Joins, Union, Intersect, and Except in Pandas and PySpark
Below are the explanations and examples of these operations in Pandas and PySpark.
1. Joins
Pandas
import pandas as pd
# Example DataFrames
df1 = pd.DataFrame({'id': [1, 2, 3], 'name': ['Alice', 'Bob', 'Charlie']})
df2 = pd.DataFrame({'id': [2, 3, 4], 'score': [85, 90, 95]})
# Inner Join
inner_join = pd.merge(df1, df2, on="id", how="inner")
print("Inner Join:\n", inner_join)
# Left Join
left_join = pd.merge(df1, df2, on="id", how="left")

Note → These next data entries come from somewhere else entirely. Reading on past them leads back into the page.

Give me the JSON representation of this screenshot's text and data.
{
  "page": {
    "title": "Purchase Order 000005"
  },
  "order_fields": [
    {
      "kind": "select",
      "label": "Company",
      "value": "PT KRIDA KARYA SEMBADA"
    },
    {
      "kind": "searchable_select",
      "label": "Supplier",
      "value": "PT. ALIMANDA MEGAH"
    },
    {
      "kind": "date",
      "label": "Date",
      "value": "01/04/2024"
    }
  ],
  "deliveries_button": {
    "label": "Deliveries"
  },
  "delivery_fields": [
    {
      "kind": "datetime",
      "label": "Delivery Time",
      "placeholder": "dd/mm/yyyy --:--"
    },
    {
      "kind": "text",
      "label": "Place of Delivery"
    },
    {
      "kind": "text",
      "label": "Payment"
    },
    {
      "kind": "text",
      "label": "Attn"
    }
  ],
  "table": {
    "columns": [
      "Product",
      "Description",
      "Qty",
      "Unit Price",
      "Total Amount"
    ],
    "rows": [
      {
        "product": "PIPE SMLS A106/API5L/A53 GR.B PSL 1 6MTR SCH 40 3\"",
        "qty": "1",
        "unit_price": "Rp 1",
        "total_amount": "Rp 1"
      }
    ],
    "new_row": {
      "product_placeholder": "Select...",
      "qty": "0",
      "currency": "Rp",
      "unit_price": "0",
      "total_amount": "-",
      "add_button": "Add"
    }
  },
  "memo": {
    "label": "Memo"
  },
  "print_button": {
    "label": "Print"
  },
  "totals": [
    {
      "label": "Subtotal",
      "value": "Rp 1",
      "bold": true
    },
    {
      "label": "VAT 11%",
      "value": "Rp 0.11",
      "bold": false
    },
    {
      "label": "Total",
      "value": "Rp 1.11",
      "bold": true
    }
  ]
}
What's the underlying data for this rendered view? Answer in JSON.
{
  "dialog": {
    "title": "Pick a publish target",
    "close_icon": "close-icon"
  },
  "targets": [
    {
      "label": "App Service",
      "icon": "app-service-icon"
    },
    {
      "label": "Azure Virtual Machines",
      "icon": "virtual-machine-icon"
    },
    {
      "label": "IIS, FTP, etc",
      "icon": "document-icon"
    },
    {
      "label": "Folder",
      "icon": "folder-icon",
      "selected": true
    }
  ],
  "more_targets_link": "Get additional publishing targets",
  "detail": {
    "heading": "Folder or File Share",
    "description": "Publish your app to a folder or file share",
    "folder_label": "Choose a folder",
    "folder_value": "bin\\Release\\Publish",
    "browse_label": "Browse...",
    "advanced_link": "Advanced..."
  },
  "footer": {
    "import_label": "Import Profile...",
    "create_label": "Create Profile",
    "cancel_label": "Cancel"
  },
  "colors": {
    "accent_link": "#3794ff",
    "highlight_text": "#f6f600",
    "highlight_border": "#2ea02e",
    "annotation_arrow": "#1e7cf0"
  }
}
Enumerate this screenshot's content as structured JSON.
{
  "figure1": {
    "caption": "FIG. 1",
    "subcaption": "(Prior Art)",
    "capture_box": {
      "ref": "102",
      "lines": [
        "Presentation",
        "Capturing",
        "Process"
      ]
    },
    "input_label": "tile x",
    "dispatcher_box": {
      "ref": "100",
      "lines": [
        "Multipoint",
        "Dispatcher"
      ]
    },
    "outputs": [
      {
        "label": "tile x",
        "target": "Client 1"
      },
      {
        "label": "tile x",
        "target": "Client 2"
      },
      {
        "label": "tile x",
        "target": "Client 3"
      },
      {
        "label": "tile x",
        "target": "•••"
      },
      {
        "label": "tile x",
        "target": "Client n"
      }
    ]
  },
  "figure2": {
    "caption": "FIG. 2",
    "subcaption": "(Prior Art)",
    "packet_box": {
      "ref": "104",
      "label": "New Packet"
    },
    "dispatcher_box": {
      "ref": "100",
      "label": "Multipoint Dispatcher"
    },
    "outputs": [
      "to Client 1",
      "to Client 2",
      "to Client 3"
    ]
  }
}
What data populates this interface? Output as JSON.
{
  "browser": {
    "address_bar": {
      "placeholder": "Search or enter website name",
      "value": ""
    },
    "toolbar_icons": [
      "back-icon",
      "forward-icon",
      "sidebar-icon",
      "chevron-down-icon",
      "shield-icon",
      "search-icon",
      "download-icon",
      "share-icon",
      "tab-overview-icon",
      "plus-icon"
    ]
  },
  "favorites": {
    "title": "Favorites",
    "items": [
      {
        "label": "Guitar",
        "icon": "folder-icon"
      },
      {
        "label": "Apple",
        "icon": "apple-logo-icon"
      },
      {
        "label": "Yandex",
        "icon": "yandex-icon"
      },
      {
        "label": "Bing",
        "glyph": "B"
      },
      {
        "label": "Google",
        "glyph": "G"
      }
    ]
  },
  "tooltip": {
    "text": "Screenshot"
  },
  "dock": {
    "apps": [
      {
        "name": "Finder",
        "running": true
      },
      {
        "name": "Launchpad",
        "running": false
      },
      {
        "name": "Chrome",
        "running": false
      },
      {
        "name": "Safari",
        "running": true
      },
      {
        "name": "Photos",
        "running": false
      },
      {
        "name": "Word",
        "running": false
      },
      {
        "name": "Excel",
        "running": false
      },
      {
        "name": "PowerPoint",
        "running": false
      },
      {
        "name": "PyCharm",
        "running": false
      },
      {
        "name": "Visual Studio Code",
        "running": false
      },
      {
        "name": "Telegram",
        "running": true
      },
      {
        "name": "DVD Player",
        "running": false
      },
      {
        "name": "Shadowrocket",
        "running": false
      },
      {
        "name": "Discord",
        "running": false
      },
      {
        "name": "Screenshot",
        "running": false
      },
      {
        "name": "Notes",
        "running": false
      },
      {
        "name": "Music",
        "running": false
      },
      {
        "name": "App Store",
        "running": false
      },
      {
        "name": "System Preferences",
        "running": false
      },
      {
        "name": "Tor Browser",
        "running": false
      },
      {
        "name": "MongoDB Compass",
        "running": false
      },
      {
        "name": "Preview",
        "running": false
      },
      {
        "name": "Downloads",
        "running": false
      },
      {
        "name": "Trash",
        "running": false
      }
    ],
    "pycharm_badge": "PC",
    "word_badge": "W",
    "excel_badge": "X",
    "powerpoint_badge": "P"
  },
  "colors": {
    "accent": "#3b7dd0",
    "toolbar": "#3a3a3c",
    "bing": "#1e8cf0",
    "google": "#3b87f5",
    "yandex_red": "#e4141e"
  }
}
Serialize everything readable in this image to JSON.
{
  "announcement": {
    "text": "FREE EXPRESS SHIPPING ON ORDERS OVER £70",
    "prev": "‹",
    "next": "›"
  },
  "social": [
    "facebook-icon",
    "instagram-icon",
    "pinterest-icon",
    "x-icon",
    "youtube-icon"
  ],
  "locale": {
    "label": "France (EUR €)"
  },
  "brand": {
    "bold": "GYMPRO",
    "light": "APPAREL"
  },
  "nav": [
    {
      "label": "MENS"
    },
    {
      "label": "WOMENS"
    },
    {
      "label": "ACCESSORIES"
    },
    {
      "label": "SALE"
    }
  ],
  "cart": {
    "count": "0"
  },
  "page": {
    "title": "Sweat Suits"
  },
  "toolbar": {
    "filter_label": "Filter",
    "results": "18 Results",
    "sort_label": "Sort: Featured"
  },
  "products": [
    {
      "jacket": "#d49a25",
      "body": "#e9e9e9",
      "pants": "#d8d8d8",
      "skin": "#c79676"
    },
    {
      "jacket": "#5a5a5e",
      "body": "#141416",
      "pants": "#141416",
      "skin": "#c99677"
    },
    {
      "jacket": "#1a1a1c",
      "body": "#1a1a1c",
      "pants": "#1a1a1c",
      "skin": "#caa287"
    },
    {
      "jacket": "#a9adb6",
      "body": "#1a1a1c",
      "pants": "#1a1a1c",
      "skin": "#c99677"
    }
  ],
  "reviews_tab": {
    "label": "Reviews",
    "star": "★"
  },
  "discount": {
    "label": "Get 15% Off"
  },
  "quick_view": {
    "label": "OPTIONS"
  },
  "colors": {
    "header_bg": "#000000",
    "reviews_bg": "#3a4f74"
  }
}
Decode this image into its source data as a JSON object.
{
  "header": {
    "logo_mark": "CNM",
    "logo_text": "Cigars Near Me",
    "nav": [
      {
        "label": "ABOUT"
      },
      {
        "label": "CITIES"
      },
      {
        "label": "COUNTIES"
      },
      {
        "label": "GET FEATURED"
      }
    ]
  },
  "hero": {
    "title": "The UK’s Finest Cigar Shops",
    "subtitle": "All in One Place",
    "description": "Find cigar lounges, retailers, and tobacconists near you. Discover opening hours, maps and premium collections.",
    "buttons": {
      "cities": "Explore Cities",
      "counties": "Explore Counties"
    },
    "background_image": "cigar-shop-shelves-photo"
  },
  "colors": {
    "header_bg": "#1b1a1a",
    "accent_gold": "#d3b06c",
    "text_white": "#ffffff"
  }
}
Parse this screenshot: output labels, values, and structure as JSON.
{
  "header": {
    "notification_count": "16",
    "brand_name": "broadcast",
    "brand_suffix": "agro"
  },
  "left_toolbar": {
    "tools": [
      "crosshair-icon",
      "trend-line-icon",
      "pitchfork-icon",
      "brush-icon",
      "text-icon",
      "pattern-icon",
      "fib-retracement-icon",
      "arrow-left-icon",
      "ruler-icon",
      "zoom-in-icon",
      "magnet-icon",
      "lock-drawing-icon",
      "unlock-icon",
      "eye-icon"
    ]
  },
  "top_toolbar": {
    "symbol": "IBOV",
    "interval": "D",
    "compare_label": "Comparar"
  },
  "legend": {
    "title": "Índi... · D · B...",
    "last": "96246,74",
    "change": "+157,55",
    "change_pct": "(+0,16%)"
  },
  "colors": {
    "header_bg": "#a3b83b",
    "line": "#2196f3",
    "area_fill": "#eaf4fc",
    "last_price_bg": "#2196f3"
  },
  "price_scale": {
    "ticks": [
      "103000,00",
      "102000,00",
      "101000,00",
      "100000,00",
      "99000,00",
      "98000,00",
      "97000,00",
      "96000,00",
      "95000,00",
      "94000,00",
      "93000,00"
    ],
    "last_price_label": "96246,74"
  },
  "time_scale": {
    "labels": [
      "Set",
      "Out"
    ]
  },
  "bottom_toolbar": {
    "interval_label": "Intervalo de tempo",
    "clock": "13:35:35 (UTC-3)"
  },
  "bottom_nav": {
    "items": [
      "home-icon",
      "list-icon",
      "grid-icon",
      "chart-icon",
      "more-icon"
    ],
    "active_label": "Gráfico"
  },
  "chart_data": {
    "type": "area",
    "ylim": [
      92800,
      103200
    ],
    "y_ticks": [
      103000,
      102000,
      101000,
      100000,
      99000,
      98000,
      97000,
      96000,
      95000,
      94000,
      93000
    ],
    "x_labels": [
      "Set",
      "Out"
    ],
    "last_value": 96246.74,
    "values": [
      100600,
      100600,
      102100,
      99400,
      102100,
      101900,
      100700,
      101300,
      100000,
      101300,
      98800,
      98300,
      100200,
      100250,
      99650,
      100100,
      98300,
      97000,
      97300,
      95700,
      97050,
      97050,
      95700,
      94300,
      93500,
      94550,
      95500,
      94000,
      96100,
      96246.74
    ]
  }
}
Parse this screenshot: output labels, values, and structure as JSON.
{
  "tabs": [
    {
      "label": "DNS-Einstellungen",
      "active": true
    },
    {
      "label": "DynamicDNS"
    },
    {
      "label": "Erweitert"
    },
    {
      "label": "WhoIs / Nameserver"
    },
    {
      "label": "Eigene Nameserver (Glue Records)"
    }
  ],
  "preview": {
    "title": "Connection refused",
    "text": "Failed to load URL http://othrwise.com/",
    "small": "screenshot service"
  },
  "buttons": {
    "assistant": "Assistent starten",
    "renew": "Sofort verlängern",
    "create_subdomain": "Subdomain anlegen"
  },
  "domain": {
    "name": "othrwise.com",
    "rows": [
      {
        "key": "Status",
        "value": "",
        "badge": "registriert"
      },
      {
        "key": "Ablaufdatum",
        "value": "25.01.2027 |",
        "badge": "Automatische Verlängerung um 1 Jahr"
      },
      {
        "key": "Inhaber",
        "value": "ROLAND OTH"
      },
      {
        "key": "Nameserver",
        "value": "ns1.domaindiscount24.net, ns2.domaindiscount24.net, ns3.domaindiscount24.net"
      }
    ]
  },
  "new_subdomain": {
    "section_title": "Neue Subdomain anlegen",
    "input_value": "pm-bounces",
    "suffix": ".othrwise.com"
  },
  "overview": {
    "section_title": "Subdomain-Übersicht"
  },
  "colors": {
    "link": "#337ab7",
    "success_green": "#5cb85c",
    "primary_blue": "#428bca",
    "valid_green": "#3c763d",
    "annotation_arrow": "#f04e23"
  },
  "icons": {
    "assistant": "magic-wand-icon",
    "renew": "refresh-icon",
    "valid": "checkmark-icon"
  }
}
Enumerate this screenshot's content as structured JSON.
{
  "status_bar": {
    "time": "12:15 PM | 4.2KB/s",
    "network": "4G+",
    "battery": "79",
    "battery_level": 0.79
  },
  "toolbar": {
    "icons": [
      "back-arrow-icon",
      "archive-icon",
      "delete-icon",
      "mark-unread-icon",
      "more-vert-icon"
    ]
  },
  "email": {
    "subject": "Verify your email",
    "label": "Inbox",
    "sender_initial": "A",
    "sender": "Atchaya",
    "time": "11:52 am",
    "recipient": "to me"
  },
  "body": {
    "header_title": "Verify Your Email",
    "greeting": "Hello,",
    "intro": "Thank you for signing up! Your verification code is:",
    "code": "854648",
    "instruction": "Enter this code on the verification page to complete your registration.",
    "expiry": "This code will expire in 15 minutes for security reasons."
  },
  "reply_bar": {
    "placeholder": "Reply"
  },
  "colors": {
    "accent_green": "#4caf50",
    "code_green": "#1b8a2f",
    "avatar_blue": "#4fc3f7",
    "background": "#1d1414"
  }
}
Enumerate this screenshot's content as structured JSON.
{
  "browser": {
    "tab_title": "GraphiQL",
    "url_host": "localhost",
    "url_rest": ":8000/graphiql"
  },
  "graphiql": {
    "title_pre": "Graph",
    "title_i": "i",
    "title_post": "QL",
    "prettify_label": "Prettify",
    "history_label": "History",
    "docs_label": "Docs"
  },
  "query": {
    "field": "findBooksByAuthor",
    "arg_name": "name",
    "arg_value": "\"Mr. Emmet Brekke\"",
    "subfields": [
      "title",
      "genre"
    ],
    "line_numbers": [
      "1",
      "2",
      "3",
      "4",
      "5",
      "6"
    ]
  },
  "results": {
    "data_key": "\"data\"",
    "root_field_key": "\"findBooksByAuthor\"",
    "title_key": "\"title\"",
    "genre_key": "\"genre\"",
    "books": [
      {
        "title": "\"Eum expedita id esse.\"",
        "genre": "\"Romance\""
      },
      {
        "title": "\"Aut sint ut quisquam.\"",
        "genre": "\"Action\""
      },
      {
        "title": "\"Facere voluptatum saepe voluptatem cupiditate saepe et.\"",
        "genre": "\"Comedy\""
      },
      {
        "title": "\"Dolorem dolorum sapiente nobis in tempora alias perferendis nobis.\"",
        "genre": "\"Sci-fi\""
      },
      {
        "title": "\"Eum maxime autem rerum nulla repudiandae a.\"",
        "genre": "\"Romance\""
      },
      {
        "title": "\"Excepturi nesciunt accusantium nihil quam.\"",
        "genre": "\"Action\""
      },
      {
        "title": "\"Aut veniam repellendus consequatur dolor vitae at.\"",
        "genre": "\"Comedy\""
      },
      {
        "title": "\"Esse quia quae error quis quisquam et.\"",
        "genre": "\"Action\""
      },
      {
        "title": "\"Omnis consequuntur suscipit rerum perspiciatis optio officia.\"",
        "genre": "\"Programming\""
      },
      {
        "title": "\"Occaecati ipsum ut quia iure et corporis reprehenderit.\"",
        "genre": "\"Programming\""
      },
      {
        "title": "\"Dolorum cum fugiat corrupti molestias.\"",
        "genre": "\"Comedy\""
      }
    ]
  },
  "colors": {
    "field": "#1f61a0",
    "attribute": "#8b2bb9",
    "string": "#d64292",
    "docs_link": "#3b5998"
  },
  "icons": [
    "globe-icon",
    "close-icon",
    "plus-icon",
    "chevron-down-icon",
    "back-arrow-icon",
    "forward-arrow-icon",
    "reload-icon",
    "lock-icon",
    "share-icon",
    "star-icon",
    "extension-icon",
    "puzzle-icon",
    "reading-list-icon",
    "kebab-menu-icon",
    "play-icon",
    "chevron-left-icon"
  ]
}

print("Left Join:\n", left_join)
# Right Join
right_join = pd.merge(df1, df2, on="id", how="right")
print("Right Join:\n", right_join)
# Outer Join
outer_join = pd.merge(df1, df2, on="id", how="outer")
print("Outer Join:\n", outer_join)
PySpark
from pyspark.sql import SparkSession
# Initialize SparkSession
spark = SparkSession.builder.appName("Joins").getOrCreate()
# Example DataFrames
df1 = spark.createDataFrame([(1, "Alice"), (2, "Bob"), (3, "Charlie")], ["id", "name"])
df2 = spark.createDataFrame([(2, 85), (3, 90), (4, 95)], ["id", "score"])
# Inner Join
inner_join = df1.join(df2, on="id", how="inner")
inner_join.show()
# Left Join
left_join = df1.join(df2, on="id", how="left")
left_join.show()
# Right Join
right_join = df1.join(df2, on="id", how="right")
right_join.show()
# Outer Join
outer_join = df1.join(df2, on="id", how="outer")
outer_join.show()
2. Union
Pandas
# Example DataFrames
df1 = pd.DataFrame({'id': [1, 2], 'name': ['Alice', 'Bob']})
df2 = pd.DataFrame({'id': [3, 4], 'name': ['Charlie', 'David']})
# Union
union_df = pd.concat([df1, df2]).reset_index(drop=True)
print("Union:\n", union_df)
PySpark
# Example DataFrames
df1 = spark.createDataFrame([(1, "Alice"), (2, "Bob")], ["id", "name"])
df2 = spark.createDataFrame([(3, "Charlie"), (4, "David")], ["id", "name"])
# Union
union_df = df1.union(df2)
union_df.show()
3. Intersect
Pandas
Pandas does not have a direct method for intersection, but it can be achieved using merge
with inner
join.
pythonCopy code# Example DataFrames
df1 = pd.DataFrame({'id': [1, 2, 3], 'name': ['Alice', 'Bob', 'Charlie']})
df2 = pd.DataFrame({'id': [2, 3, 4], 'name': ['Bob', 'Charlie', 'David']})
# Intersection
intersect_df = pd.merge(df1, df2)
print("Intersect:\n", intersect_df)
PySpark
# Example DataFrames
df1 = spark.createDataFrame([(1, "Alice"), (2, "Bob"), (3, "Charlie")], ["id", "name"])
df2 = spark.createDataFrame([(2, "Bob"), (3, "Charlie"), (4, "David")], ["id", "name"])
# Intersection
intersect_df = df1.intersect(df2)
intersect_df.show()
4. Except
Pandas
To find rows in one DataFrame and not in another:
# Example DataFrames
df1 = pd.DataFrame({'id': [1, 2, 3], 'name': ['Alice', 'Bob', 'Charlie']})
df2 = pd.DataFrame({'id': [2, 3, 4], 'name': ['Bob', 'Charlie', 'David']})
# Except (Difference)
except_df = df1.merge(df2, how='outer', indicator=True).query('_merge == "left_only"').drop('_merge', axis=1)
print("Except:\n", except_df)
PySpark
# Example DataFrames
df1 = spark.createDataFrame([(1, "Alice"), (2, "Bob"), (3, "Charlie")], ["id", "name"])
df2 = spark.createDataFrame([(2, "Bob"), (3, "Charlie"), (4, "David")], ["id", "name"])
# Except
except_df = df1.exceptAll(df2)
except_df.show()
Key Differences Between Pandas and PySpark
Feature | Pandas | PySpark |
---|---|---|
Scale | Best for small datasets (in-memory) | Scalable for big data (distributed) |
Performance | Single-threaded, not distributed | Distributed, optimized for large datasets |
Ease of Use | Simple syntax, Pythonic | Requires PySpark setup and more steps |
Direct Methods | Limited for operations like intersect | Direct methods for intersect and except |
These examples demonstrate how to perform the same operations in Pandas and PySpark, highlighting their syntax and best use cases.